La distanza misurata tra sensore e superficie della sostanza viene indicata con un valore in tensione o corrente.
Misurazione di livello capacitiva:
in linea di principio il sensore capacitivo funziona come un condensatore aperto. Tra l'elettrodo di misurazione e l'elettrodo GND si crea un campo elettrico. Se in questo campo elettrico penetra un materiale con una costante dielettrica relativa εr superiore a quella dell’aria, la capacità elettrica del campo aumenta in funzione della εr di questo materiale. Il sistema elettronico misura questo incremento di capacità, il segnale generato viene analizzato nella successiva elaborazione del segnale e in presenza delle rispettive dimensioni determina la commutazione dell’uscita.
Misurazione di livello con sensori ottici:
Sensori di livello e di perdite a contatto con il fluido: il principio di funzionamento si basa sulla variazione dell’angolo tra emissione e ricezione in funzione della sostanza in cui è immersa la punta del sensore (fluido o aria). Nel caso la punta si trova immersa nel fluido, il raggio luminoso viene deviato e non raggiunge il ricevitore; l’uscita in questo caso commuta. Tale sostanza fluida può essere elettricamente conduttiva, torbida o limpida. I sensori di perdite si basano sullo stesso principio di funzionamento.
Sensori di livello senza contatto con il fluido: questi sensori, utilizzati in tubazioni montanti, funzionano con un principio simile. Anche il sensore FFDK 16, per esempio, sfrutta la proprietà dei fluidi di deviare la luce. In assenza di fluido la luce emessa colpisce direttamente il ricevitore. Se un fluido raggiunge il campo di rilevamento, una parte della luce emessa viene deviata e quindi il ricevitore viene colpito da una quantità minore di luce. Questa variazione di luce determina la variazione dell’uscita.

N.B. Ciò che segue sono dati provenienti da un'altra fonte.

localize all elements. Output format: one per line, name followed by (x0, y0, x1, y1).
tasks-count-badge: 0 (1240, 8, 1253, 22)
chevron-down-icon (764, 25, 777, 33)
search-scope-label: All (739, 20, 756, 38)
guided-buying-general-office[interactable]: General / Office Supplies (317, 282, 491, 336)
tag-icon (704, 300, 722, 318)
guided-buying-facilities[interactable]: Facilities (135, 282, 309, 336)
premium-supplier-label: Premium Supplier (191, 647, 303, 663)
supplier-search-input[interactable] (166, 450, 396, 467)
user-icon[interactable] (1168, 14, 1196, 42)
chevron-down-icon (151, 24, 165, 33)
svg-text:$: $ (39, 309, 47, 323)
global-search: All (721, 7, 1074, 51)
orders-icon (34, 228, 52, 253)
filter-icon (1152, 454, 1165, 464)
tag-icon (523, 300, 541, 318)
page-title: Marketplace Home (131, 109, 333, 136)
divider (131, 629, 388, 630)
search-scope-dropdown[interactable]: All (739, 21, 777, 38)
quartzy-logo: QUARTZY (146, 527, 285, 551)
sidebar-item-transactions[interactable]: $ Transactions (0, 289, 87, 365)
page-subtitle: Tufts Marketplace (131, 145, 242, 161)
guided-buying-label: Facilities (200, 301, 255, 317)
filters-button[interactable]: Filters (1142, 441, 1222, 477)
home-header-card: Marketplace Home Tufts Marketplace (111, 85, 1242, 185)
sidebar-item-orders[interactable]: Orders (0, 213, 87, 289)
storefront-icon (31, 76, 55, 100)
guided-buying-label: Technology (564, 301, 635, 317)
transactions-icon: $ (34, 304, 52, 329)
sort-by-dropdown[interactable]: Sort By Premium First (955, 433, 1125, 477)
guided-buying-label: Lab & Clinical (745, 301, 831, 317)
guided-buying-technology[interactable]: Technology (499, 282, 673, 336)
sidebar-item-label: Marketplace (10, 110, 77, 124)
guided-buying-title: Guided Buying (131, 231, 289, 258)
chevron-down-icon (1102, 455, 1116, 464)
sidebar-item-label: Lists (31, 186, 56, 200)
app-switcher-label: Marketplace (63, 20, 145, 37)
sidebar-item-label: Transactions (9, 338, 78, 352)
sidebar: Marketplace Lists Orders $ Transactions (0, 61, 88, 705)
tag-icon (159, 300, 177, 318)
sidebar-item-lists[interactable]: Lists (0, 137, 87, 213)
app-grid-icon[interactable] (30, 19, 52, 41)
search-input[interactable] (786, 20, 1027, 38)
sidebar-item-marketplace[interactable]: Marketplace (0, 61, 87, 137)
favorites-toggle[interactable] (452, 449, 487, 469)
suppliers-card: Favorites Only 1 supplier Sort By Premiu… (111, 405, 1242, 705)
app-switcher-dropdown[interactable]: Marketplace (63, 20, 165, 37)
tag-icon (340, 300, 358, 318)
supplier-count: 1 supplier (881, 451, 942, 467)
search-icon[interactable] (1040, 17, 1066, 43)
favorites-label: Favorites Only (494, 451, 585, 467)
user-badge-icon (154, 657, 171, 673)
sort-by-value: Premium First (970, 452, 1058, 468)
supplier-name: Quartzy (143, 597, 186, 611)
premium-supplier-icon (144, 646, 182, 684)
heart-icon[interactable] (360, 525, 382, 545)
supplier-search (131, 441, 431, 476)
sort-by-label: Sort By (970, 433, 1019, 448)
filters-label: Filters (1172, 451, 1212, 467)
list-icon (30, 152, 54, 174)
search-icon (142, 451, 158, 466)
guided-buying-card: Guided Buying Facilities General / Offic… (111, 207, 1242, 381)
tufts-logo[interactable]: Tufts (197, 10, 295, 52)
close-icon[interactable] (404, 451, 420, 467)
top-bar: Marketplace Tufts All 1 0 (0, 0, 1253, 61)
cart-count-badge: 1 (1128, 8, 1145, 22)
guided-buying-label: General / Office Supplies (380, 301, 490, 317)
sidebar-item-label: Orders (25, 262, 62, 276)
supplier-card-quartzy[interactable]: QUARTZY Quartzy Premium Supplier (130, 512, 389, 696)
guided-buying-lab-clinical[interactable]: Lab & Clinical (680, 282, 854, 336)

La versione con fibra ottica FSL 500C6Y00 funziona esattamente al contrario. In assenza di fluido non emette luce diretta al ricevitore. Solo se un fluido raggiunge il campo di rilevamento, una parte della luce emessa viene deviata anche in direzione del ricevitore. Il vantaggio della struttura con matrice di fibre ottiche con un’area sorvegliata di circa 5 mm è che è possibile annullare le interferenze dovute a schiuma e piccole bolle d’aria.
Misurazione di livello con potenziometro:
un potenziometro rappresenta un sensore angolare basato sul principio di misurazione raziometrico. Il rapporto matematico mostra che l’uscita digitale sul trasduttore A/D è indipendente dalla tensione di comando UP e dal valore della resistenza RP.
L'implementazione di questo principio utilizza, per la via a scorrimento virtuale, un tubo elettricamente conduttivo che viene alimentato da una sorgente di tensione a potenziale zero UP. Una caduta di tensione lineare è prodotta dal flusso di corrente lungo questo tubo. La sostanza in cui si sviluppa il corrispondente campo bipolare per la superficie equipotenziale della parete conduttiva del serbatoio o di un elettrodo ausiliario forma lo scorrimento. Le due resistenze di ricambio equivalenti RM1 e RM2 rappresentano questo come un divisore di tensione 1:1. La tensione asimmetrica tra il serbatoio o l'elettrodo ausiliario e un polo della sorgente di tensione per il segnale di misura UM, che è lineare al livello e radiometrica alla metà dell'ampiezza della sorgente di tensione UP in base alla lunghezza del tubo.